Prétentions des parties
La société Electrolux soutient que Monsieur Nars et son assureur ne rapportent pas la preuve du défaut du produit, nécessaire à la mise en jeu de la responsabilité contractuelle du fabricant et fait valoir que le seul fait que l'incendie ait pris naissance à l'intérieur du four litigieux ne suffit pas à caractériser la défectuosité de ce dernier dans la mesure où la cause de l'incendie n'est pas établie avec certitude.
Elle prétend au contraire que l'incendie résulte d'une anormalité d'installation ou d'entretien consistant d'une part dans le défaut d'encastrement prévu dans la notice d'installation et préconisé en raison de la conception du refroidissement de ce four, et d'autre part dans l'existence d'une masse importante de graisse sur les parois.

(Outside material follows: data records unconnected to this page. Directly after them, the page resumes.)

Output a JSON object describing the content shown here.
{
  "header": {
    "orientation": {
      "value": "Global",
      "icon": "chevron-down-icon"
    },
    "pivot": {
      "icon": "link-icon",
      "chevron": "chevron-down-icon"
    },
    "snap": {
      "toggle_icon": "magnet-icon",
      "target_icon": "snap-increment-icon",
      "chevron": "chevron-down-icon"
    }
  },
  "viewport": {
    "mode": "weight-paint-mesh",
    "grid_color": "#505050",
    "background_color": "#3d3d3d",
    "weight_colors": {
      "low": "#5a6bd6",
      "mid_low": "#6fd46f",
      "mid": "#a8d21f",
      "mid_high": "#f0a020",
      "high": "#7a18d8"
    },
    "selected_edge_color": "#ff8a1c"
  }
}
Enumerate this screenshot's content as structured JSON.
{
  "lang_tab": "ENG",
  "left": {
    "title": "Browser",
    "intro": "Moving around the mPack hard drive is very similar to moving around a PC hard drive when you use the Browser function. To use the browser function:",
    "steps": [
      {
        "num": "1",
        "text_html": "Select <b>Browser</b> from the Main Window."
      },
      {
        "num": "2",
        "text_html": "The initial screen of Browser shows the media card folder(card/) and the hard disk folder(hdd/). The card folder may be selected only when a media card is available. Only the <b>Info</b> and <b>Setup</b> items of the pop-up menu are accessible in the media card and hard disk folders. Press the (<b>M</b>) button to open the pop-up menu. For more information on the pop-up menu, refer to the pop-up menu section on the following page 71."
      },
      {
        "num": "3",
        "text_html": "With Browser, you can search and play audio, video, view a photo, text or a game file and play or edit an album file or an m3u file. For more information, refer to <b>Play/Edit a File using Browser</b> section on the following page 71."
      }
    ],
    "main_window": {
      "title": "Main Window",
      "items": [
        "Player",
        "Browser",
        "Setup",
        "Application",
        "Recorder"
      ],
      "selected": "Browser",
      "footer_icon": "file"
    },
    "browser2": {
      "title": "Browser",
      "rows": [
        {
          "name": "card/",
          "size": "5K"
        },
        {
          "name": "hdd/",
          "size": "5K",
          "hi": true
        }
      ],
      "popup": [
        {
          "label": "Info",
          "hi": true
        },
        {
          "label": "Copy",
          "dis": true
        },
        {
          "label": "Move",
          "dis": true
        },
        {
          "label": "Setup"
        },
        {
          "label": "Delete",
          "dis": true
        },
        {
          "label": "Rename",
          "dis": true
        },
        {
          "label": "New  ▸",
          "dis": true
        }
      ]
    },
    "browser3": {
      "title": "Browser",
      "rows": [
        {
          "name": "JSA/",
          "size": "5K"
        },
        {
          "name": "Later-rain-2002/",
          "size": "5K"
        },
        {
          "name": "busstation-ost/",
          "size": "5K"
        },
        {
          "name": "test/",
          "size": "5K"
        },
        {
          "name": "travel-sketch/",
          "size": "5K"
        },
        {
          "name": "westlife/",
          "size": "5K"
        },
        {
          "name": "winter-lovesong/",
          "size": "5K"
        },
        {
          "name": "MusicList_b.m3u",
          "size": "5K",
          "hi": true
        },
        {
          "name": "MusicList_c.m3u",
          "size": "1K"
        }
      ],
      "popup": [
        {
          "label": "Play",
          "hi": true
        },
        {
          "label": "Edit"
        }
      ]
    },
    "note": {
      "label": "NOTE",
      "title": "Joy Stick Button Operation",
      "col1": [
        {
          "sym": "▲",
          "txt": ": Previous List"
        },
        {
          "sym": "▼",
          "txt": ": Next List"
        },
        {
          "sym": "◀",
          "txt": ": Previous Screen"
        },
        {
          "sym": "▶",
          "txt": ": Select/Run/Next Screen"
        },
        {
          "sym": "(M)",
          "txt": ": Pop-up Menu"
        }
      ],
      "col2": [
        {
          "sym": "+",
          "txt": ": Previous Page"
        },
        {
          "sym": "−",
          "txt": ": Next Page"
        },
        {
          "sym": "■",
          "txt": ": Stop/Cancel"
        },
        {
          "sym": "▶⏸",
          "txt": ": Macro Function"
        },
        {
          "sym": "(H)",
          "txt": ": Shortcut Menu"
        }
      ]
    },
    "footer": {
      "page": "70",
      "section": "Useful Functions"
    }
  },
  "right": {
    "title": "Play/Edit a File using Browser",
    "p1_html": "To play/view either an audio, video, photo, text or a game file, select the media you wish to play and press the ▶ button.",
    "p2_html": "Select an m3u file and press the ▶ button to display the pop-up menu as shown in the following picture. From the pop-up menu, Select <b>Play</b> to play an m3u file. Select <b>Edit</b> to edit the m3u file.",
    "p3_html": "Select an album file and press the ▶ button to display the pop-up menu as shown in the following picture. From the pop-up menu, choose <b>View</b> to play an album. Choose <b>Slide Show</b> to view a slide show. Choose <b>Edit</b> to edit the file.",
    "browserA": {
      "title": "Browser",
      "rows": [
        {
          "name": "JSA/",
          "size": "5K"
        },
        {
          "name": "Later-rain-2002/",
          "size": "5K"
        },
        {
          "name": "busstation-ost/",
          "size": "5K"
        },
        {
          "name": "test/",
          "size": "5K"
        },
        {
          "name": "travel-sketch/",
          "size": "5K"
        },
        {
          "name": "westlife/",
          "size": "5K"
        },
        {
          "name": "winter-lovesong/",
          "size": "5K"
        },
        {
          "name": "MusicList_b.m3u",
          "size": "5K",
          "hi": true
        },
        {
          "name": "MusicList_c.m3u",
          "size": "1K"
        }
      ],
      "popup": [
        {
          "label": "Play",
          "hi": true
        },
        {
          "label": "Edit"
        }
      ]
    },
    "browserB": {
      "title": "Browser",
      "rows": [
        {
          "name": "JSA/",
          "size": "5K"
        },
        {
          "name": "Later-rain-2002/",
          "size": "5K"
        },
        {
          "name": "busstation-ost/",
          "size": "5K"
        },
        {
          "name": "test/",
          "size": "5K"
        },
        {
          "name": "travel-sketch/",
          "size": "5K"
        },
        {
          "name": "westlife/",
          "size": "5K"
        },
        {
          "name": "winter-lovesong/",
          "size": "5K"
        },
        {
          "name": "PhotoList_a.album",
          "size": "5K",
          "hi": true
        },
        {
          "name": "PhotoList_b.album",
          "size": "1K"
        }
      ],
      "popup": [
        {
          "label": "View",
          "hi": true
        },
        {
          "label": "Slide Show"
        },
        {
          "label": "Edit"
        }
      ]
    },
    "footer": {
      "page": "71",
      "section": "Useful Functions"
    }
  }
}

Elle relève à ce titre que contrairement à ce qui a été retenu par le tribunal la notice technique, dont il n'est pas établi que l'acheteur n'en ait pas eu connaissance, n'est pas destinée exclusivement à l'installateur.
Elle sollicite donc :
- la réformation du jugement.
- le débouté de la demande en garantie formulée par le vendeur faute d'avoir démontrer le défaut de conformité.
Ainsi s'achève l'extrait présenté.